When Scott Graham’s second feature Iona closed the Edinburgh Film Festival last June, it soon became clear that the exceptional acclaim that had greeted his 2012 debut Shell would not be repeated.

Shell went on to a British Independent Film Award win for actress Chloe Pirrie and a BAFTA nomination for Graham, clear validation of his selection as a Screen International Star of Tomorrow in 2011.

Reaction to Iona at Edinburgh was mixed, with Screen International itself pinpointing a narrative “somehow less convincing than Shell and more generically familiar”.

The film begins with teenager Bull (Ben Gallagher) killing his own step-father, then escaping with his mother Iona (Ruth Negga) to the remote Scottish island of her youth – a highly dramatic event that sets up genre expectations that the film arguably has no interest in fulfilling, as Iona and Bull instead connect with characters from Iona’s past.

One person who had immediate doubts about the film after Edinburgh is Graham himself. “I was setting up one thing, and then delivering another,” he says, although he sees this disparity less in terms of genre than in point of view.

“Although the film is very much Iona’s story, we are giving the perspective of each of the six characters, seven if you count the island. By beginning in Glasgow, we lost some of that shared perspective.”

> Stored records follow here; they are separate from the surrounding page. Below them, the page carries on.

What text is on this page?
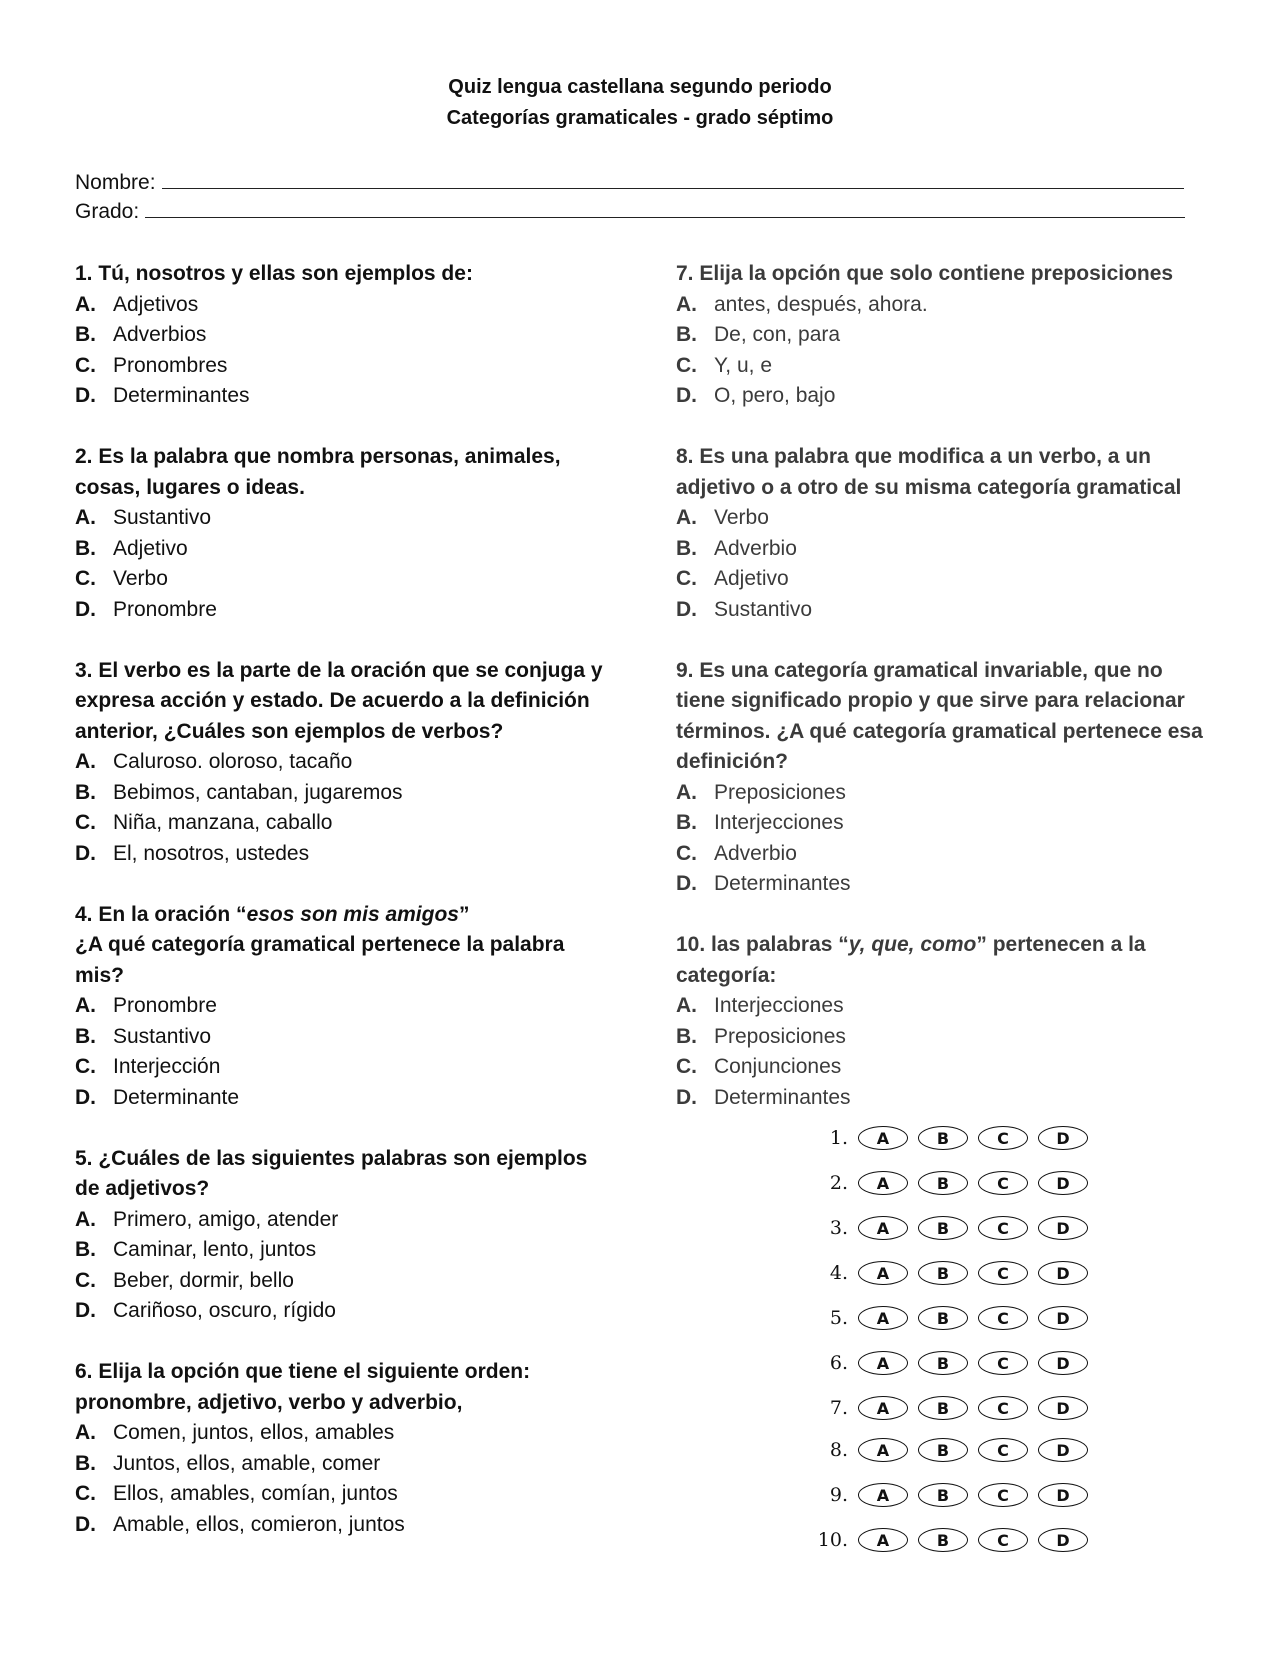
Quiz lengua castellana segundo periodo
Categorías gramaticales - grado séptimo
Nombre:
Grado:
1. Tú, nosotros y ellas son ejemplos de:
A. Adjetivos
B. Adverbios
C. Pronombres
D. Determinantes
2. Es la palabra que nombra personas, animales, cosas, lugares o ideas.
A. Sustantivo
B. Adjetivo
C. Verbo
D. Pronombre
3. El verbo es la parte de la oración que se conjuga y expresa acción y estado. De acuerdo a la definición anterior, ¿Cuáles son ejemplos de verbos?
A. Caluroso. oloroso, tacaño
B. Bebimos, cantaban, jugaremos
C. Niña, manzana, caballo
D. El, nosotros, ustedes
4. En la oración “esos son mis amigos”
¿A qué categoría gramatical pertenece la palabra mis?
A. Pronombre
B. Sustantivo
C. Interjección
D. Determinante
5. ¿Cuáles de las siguientes palabras son ejemplos de adjetivos?
A. Primero, amigo, atender
B. Caminar, lento, juntos
C. Beber, dormir, bello
D. Cariñoso, oscuro, rígido
6. Elija la opción que tiene el siguiente orden: pronombre, adjetivo, verbo y adverbio,
A. Comen, juntos, ellos, amables
B. Juntos, ellos, amable, comer
C. Ellos, amables, comían, juntos
D. Amable, ellos, comieron, juntos
7. Elija la opción que solo contiene preposiciones
A. antes, después, ahora.
B. De, con, para
C. Y, u, e
D. O, pero, bajo
8. Es una palabra que modifica a un verbo, a un adjetivo o a otro de su misma categoría gramatical
A. Verbo
B. Adverbio
C. Adjetivo
D. Sustantivo
9. Es una categoría gramatical invariable, que no tiene significado propio y que sirve para relacionar términos. ¿A qué categoría gramatical pertenece esa definición?
A. Preposiciones
B. Interjecciones
C. Adverbio
D. Determinantes
10. las palabras “y, que, como” pertenecen a la categoría:
A. Interjecciones
B. Preposiciones
C. Conjunciones
D. Determinantes
1.	A	B	C	D
2.	A	B	C	D
3.	A	B	C	D
4.	A	B	C	D
5.	A	B	C	D
6.	A	B	C	D
7.	A	B	C	D
8.	A	B	C	D
9.	A	B	C	D
10.	A	B	C	D
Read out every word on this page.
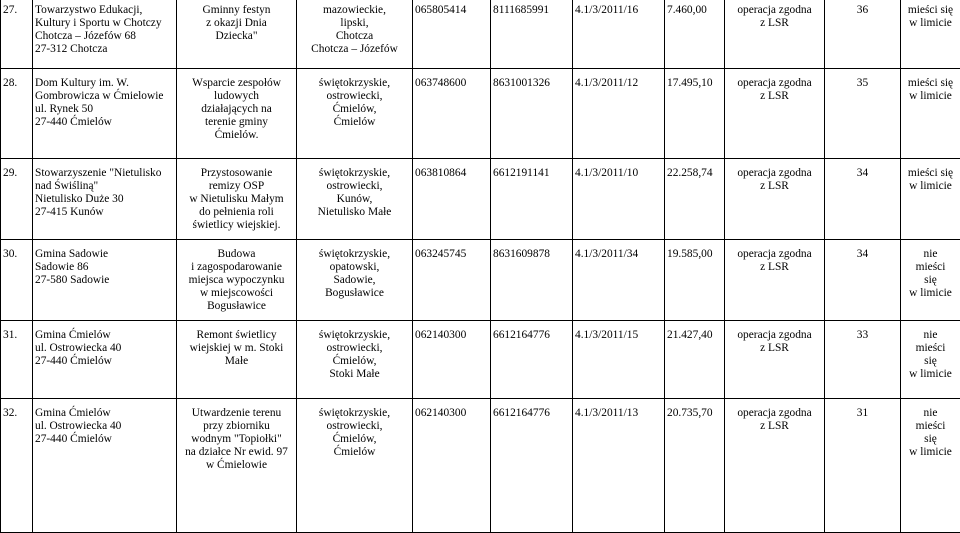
27.	Towarzystwo Edukacji,
Kultury i Sportu w Chotczy
Chotcza – Józefów 68
27-312 Chotcza	Gminny festyn
z okazji Dnia
Dziecka"	mazowieckie,
lipski,
Chotcza
Chotcza – Józefów	065805414	8111685991	4.1/3/2011/16	7.460,00	operacja zgodna
z LSR	36	mieści się
w limicie

28.	Dom Kultury im. W.
Gombrowicza w Ćmielowie
ul. Rynek 50
27-440 Ćmielów	Wsparcie zespołów
ludowych
działających na
terenie gminy
Ćmielów.	świętokrzyskie,
ostrowiecki,
Ćmielów,
Ćmielów	063748600	8631001326	4.1/3/2011/12	17.495,10	operacja zgodna
z LSR	35	mieści się
w limicie

29.	Stowarzyszenie "Nietulisko
nad Świśliną"
Nietulisko Duże 30
27-415 Kunów	Przystosowanie
remizy OSP
w Nietulisku Małym
do pełnienia roli
świetlicy wiejskiej.	świętokrzyskie,
ostrowiecki,
Kunów,
Nietulisko Małe	063810864	6612191141	4.1/3/2011/10	22.258,74	operacja zgodna
z LSR	34	mieści się
w limicie

30.	Gmina Sadowie
Sadowie 86
27-580 Sadowie	Budowa
i zagospodarowanie
miejsca wypoczynku
w miejscowości
Bogusławice	świętokrzyskie,
opatowski,
Sadowie,
Bogusławice	063245745	8631609878	4.1/3/2011/34	19.585,00	operacja zgodna
z LSR	34	nie
mieści
się
w limicie

31.	Gmina Ćmielów
ul. Ostrowiecka 40
27-440 Ćmielów	Remont świetlicy
wiejskiej w m. Stoki
Małe	świętokrzyskie,
ostrowiecki,
Ćmielów,
Stoki Małe	062140300	6612164776	4.1/3/2011/15	21.427,40	operacja zgodna
z LSR	33	nie
mieści
się
w limicie

32.	Gmina Ćmielów
ul. Ostrowiecka 40
27-440 Ćmielów	Utwardzenie terenu
przy zbiorniku
wodnym "Topiołki"
na działce Nr ewid. 97
w Ćmielowie	świętokrzyskie,
ostrowiecki,
Ćmielów,
Ćmielów	062140300	6612164776	4.1/3/2011/13	20.735,70	operacja zgodna
z LSR	31	nie
mieści
się
w limicie
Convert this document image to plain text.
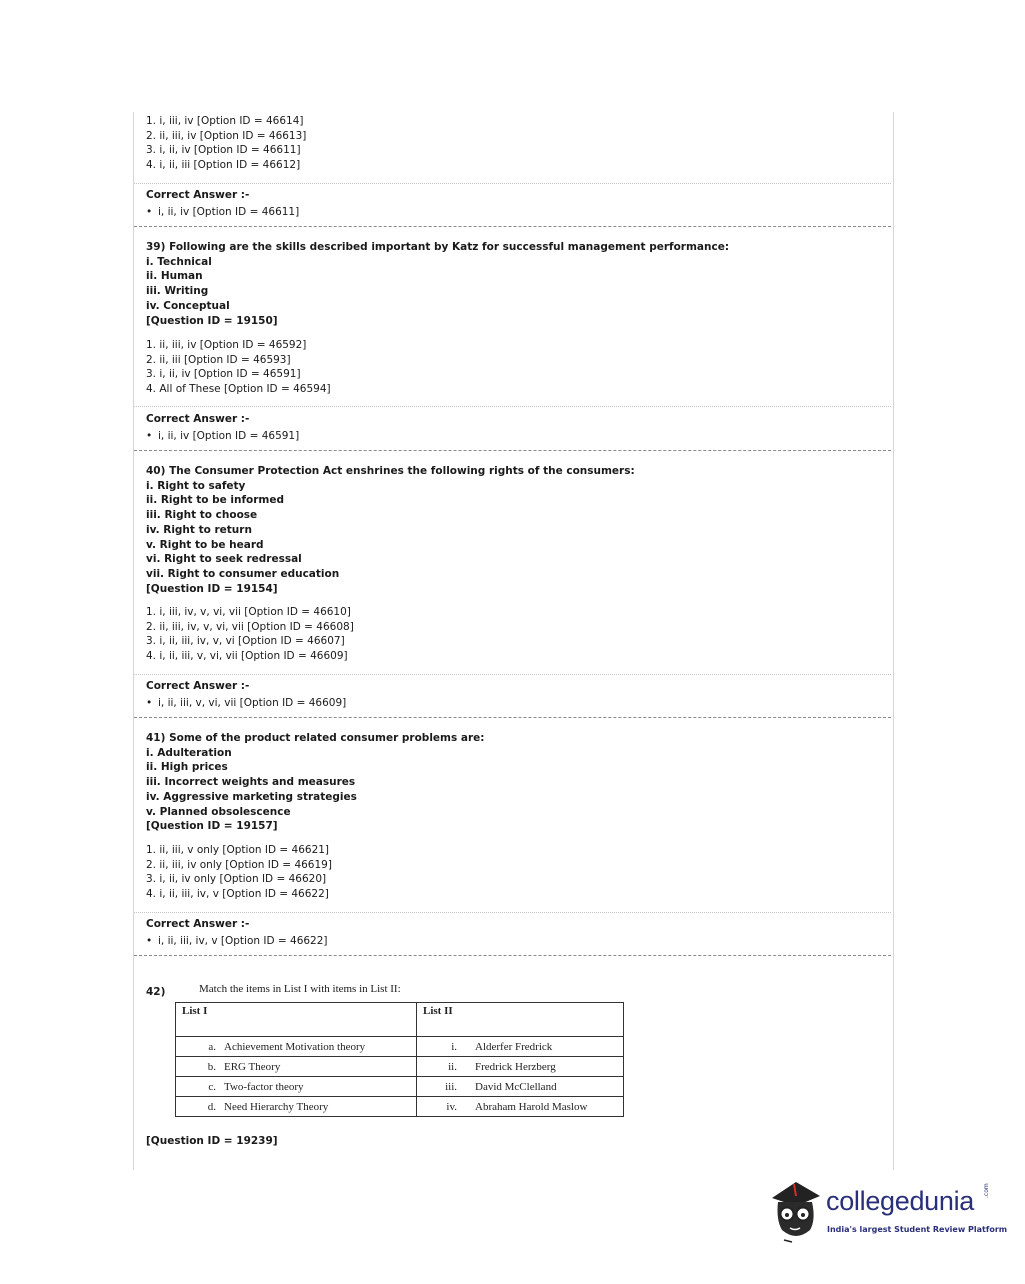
1. i, iii, iv [Option ID = 46614]
2. ii, iii, iv [Option ID = 46613]
3. i, ii, iv [Option ID = 46611]
4. i, ii, iii [Option ID = 46612]
Correct Answer :-
• i, ii, iv [Option ID = 46611]
39) Following are the skills described important by Katz for successful management performance:
i. Technical
ii. Human
iii. Writing
iv. Conceptual
[Question ID = 19150]
1. ii, iii, iv [Option ID = 46592]
2. ii, iii [Option ID = 46593]
3. i, ii, iv [Option ID = 46591]
4. All of These [Option ID = 46594]
Correct Answer :-
• i, ii, iv [Option ID = 46591]
40) The Consumer Protection Act enshrines the following rights of the consumers:
i. Right to safety
ii. Right to be informed
iii. Right to choose
iv. Right to return
v. Right to be heard
vi. Right to seek redressal
vii. Right to consumer education
[Question ID = 19154]
1. i, iii, iv, v, vi, vii [Option ID = 46610]
2. ii, iii, iv, v, vi, vii [Option ID = 46608]
3. i, ii, iii, iv, v, vi [Option ID = 46607]
4. i, ii, iii, v, vi, vii [Option ID = 46609]
Correct Answer :-
• i, ii, iii, v, vi, vii [Option ID = 46609]
41) Some of the product related consumer problems are:
i. Adulteration
ii. High prices
iii. Incorrect weights and measures
iv. Aggressive marketing strategies
v. Planned obsolescence
[Question ID = 19157]
1. ii, iii, v only [Option ID = 46621]
2. ii, iii, iv only [Option ID = 46619]
3. i, ii, iv only [Option ID = 46620]
4. i, ii, iii, iv, v [Option ID = 46622]
Correct Answer :-
• i, ii, iii, iv, v [Option ID = 46622]
42)	Match the items in List I with items in List II:
List I	List II

a. Achievement Motivation theory	i. Alderfer Fredrick

b. ERG Theory	ii. Fredrick Herzberg

c. Two-factor theory	iii. David McClelland

d. Need Hierarchy Theory	iv. Abraham Harold Maslow
[Question ID = 19239]
collegedunia .com
India's largest Student Review Platform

Graham communicated his feelings to producer Margaret Matheson (with whom he collaborated on Shell), explaining he was interested in rethinking the film. But with Iona already accepted into San Sebastian, a new version would need to be accomplished swiftly.  

“We talked about it for a few days,” says Graham. “Margaret was open to it, but obviously cautious, because the film was essentially finished.”

“It’s a nuisance doing things again that you’ve already done, just practical things,” Matheson concedes. “But exploring how to get the best out of material, that’s my job. I would like to think that my reputation stands on doing everything I can to support the writer and the director.”

Matheson had the uncomfortable task of going to the film’s financiers – the BFI, Creative Scotland and equity investor Boudica Silver – to ask for more money to make the necessary changes.

“The equity investor, as you would expect, wanted to interrogate the likelihood of the film being more financially successful after a recut,” she says, “and the public funders wanted to support the director to make the best film he could. All three different entities came together to support it, after a bit of to-ing and fro-ing.”

It helped that Graham was largely returning to an earlier cut of the film that had been his initial instinct, starting Iona on the boat to the island. The new edit, sound mix, re-grade and so on were delivered in four weeks, says the director, and the new version premiered at San Sebastian, with a running time reduced from 110 to 85 minutes.

“I do make films for people,” adds the director, who is currently working on the screenplay for his third feature, Born to Run, again produced by Matheson with development financing from the BFI and Creative Scotland.

“I care deeply how people respond to my films. I’m not making them for myself. But in this instance, it was me that was unhappy, and that was the reason that we went back into the edit. But I am happy to learn as I go, and I’m happy to take a few knocks. I think it makes you a better writer, a better filmmaker.

“And in any case I’m proud of Iona. And actually I didn’t feel good about Shell at all for a long time. I don’t remember feeling happy with it when it was being well received and when we were nominated for the BAFTA. It was through making Iona that I began to appreciate it.”